China’s powerful state spy agency and six other government departments have taken the unusual step of stationing investigators in the offices of Didi Chuxing to conduct a security probe of the ride-hailing group.
The review, which sent Didi’s share price plunging when it was first announced after the company’s $4.4bn US initial public offering earlier this month, marks the first time the secretive Ministry of State Security has publicly announced it will temporarily base staff inside a company.
The Cyberspace Administration of China, the regulator in charge of co-ordinating the cyber security review on Didi, said on Friday the probe would also involve the police, tax authorities, the market competition regulator, as well as industry regulators for natural resources and transport.
“The announcement of which agencies are involved is a warning shot to other companies that you don’t mess with national security but it’s also an attempt by Beijing to make the review process more transparent,” said Feng Chucheng, tech analyst at consultancy Plenum.ai.
The scale of the investigation into Didi, which the CAC announced two weeks ago, is likely to further frighten investors in Chinese tech stocks and dampen appetite for the country’s offshore IPOs.
The CAC followed up the security review into Didi with a raft of punitive measures that sent its share price down 20 per cent over the week following its IPO. The agency also proposed new rules banning companies with more than 1m users from listing abroad until they had received official permission after undergoing a security review
The CAC did not give details of its concerns, referring only to data security and national security risks.

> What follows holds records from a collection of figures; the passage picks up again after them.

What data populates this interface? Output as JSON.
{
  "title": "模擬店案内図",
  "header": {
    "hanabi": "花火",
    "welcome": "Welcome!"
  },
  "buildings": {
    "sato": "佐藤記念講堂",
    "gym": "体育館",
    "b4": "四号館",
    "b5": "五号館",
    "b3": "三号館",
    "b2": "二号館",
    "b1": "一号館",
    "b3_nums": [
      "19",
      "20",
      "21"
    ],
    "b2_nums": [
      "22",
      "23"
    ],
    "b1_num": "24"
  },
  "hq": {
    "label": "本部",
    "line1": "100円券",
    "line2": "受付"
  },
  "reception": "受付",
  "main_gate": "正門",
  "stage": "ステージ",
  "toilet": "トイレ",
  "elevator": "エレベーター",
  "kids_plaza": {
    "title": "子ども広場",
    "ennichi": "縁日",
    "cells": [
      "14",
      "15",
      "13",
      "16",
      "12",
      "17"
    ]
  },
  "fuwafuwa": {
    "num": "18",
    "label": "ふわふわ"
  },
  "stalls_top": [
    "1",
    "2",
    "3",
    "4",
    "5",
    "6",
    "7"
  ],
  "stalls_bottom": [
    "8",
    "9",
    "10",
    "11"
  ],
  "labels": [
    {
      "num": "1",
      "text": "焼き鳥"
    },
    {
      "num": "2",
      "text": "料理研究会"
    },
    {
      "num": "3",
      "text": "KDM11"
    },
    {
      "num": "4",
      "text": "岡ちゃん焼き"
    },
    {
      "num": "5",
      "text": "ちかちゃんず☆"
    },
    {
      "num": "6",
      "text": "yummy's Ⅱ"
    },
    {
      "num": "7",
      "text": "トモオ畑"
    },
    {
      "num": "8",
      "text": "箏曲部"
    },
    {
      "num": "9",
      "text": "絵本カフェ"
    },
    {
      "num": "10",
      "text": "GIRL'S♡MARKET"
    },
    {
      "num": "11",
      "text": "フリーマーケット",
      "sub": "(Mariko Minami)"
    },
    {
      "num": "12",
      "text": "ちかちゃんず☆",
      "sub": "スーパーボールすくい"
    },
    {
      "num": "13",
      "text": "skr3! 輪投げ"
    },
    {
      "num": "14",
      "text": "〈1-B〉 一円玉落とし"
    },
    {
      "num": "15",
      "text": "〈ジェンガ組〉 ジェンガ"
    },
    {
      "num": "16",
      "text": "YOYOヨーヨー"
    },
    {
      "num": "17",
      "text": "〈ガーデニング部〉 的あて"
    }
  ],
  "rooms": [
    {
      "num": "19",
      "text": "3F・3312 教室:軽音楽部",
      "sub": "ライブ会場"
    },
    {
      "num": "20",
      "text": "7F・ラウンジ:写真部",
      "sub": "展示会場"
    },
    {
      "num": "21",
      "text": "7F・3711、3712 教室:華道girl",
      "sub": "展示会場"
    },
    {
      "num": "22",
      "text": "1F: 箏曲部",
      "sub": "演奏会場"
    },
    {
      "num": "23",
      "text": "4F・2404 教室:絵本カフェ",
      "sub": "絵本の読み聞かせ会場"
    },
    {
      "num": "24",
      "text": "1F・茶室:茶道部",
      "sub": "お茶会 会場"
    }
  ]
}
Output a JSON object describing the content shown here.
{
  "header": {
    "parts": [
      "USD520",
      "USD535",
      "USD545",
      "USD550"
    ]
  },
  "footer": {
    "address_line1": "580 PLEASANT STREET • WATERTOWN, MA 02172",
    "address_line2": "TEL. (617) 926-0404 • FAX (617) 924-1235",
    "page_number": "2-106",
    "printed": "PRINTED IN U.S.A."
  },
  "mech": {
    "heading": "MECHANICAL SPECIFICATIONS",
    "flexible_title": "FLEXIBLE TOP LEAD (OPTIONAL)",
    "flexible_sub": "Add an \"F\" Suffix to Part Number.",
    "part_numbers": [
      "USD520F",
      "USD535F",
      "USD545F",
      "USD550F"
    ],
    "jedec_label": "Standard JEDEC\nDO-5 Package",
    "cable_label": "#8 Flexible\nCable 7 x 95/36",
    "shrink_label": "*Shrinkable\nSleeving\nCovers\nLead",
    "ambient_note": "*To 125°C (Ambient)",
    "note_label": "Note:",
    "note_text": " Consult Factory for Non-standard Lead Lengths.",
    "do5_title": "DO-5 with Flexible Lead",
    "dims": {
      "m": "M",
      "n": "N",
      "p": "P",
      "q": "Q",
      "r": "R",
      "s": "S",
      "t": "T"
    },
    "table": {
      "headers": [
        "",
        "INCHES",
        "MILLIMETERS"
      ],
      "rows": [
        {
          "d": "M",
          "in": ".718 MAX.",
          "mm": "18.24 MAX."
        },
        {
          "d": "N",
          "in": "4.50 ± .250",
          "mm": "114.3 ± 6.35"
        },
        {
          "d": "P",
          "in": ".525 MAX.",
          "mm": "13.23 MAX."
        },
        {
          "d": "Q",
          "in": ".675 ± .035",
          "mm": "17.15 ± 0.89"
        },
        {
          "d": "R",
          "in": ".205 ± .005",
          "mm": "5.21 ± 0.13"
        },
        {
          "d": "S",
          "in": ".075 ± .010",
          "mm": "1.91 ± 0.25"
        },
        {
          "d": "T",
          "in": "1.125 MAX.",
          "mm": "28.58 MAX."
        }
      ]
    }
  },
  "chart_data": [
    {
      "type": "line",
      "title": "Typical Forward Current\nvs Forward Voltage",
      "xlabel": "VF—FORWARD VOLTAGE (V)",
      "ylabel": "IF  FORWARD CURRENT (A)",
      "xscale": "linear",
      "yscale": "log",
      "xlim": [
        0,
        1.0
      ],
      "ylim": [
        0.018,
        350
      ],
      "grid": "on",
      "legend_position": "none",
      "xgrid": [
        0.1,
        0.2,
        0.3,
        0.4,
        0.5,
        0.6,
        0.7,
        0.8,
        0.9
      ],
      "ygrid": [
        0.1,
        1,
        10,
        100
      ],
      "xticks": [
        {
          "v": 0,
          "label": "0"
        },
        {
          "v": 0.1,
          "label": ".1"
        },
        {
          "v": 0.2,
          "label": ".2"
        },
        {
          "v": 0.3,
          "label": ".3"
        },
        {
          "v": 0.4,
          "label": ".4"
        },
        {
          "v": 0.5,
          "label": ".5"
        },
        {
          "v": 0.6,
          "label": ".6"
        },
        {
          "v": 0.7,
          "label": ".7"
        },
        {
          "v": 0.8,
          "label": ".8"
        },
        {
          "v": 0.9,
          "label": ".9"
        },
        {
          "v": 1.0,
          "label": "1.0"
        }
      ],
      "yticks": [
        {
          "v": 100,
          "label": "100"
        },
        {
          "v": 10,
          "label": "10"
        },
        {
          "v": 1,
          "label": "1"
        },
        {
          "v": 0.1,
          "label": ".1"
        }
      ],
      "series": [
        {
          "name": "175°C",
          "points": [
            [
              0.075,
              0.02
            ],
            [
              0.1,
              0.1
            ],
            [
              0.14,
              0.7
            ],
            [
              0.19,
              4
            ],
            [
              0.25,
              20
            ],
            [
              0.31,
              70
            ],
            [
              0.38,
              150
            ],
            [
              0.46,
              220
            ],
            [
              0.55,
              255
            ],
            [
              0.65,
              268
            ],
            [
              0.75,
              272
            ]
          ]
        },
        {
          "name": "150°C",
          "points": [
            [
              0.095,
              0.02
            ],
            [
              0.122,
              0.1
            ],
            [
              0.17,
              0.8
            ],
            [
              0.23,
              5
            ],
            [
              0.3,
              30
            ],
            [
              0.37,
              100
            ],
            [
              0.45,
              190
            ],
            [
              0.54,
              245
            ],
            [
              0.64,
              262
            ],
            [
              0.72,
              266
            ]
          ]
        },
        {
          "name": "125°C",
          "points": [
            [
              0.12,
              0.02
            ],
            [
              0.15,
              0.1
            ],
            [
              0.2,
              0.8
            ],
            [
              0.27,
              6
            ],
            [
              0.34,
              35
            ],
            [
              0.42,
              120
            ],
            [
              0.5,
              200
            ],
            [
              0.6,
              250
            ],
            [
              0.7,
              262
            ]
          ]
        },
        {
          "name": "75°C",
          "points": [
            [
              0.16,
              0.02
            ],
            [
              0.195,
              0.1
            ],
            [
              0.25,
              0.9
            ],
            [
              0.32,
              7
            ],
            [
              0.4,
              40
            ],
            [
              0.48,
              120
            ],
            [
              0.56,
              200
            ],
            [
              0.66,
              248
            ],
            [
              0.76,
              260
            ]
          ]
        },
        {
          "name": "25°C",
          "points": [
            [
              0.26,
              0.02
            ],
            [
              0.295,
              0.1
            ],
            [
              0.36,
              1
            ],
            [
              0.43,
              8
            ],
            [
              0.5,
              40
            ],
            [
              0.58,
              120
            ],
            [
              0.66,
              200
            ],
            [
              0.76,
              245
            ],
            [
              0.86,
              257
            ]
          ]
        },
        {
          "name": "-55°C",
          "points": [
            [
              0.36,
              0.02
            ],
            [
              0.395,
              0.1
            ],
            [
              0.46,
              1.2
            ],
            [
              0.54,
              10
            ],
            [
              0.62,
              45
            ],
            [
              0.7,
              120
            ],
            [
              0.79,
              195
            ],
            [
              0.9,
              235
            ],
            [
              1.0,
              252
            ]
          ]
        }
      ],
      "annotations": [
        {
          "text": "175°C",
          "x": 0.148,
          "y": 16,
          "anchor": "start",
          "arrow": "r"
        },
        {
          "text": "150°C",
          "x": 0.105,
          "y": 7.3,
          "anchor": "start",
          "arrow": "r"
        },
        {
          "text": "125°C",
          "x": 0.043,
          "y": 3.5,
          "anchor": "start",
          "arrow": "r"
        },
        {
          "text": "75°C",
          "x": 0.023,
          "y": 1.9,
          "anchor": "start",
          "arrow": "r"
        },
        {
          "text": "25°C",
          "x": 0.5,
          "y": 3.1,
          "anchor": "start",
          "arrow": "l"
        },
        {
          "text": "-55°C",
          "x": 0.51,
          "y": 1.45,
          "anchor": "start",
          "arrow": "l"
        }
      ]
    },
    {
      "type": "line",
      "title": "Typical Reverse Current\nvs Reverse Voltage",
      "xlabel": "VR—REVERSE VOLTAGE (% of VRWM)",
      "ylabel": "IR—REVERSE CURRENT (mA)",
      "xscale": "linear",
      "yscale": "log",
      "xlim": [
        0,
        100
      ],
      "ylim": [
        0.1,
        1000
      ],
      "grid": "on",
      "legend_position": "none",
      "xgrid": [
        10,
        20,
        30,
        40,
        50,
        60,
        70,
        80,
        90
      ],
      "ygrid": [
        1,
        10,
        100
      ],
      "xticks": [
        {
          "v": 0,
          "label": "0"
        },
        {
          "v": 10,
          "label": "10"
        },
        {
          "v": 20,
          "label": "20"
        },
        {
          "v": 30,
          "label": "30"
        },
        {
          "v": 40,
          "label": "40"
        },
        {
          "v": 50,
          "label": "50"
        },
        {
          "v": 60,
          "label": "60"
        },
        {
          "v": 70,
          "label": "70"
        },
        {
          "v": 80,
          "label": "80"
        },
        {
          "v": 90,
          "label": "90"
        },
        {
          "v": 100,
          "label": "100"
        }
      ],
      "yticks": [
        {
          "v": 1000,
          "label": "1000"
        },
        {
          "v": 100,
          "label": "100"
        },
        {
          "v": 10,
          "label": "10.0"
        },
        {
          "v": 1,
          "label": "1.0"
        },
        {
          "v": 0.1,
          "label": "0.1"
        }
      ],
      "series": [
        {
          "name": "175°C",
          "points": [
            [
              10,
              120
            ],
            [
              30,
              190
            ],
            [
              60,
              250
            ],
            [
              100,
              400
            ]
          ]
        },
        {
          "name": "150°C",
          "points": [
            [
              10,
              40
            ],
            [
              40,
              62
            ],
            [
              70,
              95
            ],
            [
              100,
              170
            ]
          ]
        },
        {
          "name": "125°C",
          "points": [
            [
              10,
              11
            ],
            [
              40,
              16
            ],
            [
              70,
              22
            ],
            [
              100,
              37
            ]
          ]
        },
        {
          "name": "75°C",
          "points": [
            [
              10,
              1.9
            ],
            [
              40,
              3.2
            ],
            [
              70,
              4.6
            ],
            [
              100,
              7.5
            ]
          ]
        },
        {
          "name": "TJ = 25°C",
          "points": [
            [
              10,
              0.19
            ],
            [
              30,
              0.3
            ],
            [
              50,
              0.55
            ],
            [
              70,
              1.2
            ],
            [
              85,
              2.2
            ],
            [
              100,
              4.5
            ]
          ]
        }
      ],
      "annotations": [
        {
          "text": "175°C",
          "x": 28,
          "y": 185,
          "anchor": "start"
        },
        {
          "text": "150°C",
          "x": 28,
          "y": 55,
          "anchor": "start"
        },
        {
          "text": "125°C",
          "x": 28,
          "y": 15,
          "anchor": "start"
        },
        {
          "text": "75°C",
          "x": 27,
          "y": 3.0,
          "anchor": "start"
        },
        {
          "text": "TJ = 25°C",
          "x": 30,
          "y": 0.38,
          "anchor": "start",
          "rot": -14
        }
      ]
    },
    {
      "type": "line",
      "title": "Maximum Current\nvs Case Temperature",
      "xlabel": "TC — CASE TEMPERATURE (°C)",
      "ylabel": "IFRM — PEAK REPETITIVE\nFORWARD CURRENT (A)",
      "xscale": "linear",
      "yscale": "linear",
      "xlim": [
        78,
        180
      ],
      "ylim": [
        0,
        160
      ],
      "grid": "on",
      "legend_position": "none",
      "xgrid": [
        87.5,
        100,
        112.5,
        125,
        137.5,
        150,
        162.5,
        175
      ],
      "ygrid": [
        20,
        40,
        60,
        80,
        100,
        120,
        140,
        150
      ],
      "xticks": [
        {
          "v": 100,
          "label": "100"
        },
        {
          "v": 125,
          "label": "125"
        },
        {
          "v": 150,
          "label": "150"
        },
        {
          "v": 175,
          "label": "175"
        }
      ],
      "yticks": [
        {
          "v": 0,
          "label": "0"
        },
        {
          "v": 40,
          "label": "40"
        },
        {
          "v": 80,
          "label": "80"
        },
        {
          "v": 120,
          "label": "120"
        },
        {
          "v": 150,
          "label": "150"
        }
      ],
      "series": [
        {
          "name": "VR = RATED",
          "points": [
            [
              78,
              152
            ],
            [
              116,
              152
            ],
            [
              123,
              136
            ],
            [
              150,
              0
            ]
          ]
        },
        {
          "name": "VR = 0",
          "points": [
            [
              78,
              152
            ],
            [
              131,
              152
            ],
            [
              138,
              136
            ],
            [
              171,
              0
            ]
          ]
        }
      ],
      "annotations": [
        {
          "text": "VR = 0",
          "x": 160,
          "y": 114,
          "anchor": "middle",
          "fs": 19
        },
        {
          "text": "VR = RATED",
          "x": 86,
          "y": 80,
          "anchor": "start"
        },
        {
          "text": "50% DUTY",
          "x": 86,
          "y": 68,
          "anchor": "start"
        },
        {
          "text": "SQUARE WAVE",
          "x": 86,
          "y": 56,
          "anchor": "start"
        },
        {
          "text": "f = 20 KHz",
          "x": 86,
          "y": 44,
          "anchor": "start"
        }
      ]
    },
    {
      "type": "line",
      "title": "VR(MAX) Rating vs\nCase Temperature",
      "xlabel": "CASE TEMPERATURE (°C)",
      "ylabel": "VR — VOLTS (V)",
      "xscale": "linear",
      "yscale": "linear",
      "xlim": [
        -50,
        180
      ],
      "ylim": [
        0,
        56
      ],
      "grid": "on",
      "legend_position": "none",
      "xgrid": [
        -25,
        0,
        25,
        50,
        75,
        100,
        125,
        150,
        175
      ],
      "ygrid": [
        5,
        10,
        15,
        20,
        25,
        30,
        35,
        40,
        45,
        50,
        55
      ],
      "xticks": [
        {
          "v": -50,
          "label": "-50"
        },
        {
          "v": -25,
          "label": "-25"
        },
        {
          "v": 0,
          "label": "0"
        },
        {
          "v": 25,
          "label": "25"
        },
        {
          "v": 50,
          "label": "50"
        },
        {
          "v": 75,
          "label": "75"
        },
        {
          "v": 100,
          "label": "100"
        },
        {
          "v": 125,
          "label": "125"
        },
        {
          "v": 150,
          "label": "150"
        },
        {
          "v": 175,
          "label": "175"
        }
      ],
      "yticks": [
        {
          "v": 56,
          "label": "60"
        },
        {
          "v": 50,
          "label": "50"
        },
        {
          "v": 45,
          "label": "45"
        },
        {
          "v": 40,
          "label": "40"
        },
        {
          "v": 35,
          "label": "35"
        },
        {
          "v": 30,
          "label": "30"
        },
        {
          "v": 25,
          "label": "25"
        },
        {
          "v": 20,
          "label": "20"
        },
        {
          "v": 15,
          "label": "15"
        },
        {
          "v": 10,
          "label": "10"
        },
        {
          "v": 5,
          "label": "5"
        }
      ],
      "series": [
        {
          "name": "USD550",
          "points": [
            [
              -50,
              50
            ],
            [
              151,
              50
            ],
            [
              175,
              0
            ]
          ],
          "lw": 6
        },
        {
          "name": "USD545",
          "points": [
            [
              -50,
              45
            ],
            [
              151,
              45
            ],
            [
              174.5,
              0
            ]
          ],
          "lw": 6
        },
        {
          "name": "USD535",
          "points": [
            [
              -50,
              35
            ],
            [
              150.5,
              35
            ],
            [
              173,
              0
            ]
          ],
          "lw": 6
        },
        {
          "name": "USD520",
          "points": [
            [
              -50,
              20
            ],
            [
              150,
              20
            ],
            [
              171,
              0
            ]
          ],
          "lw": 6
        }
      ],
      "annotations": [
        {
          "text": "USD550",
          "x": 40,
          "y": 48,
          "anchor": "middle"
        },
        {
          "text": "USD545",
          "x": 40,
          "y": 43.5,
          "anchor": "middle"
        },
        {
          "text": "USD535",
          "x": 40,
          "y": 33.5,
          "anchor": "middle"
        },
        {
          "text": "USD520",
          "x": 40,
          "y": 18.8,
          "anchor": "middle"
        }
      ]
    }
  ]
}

Before the IPO, the CAC had asked Didi to rectify its display of mapping labels, fearing they could inadvertently reveal sensitive locations, such as military bases, people familiar with the matter said.
But there is no evidence yet that sensitive data have been leaked. Didi’s vice-president Li Min has responded to speculation on social media saying it is “absolutely not possible” the company could have given data to the US.
Didi’s investigation is also the first public instance of Beijing using its new cyber security review mechanism. Just over a year old, the procedure was designed to assess supply-chain security rather than data security.
The unprecedented nature of the Didi case and the lack of detail over what a review involved had put the company in uncharted territory, legal experts said.
“It’s extremely unusual. There will be all-round compliance risks,” said Xu Ke, head of the internet law institute at the University of International Business and Economics in Beijing.
The number of agencies involved also raised the risk of disagreements and a prolonged review process, during which Didi was banned from signing up new users.
Under the cyber security review regulations, a preliminary review must be concluded within 60 working days, or three months. If the different agencies disagree on their conclusions, a special review should be launched, which can last another 45 business days or more.
“All the main regulators are there, which means that firstly, this inspection will be comprehensive, and secondly, it will not be too short,” said James Gong, lawyer at Herbert Smith Freehills.
Kendra Schaefer, tech analyst at Beijing-based consultancy Trivium, said: “It’s been made quite clear in the regulatory documents that there are questions of co-ordination and a lot of cooks in the kitchen.”
Schaefer added: “The Ministry of State Security is a new twist. When you take a broad-based definition of what national security is, this is what happens.”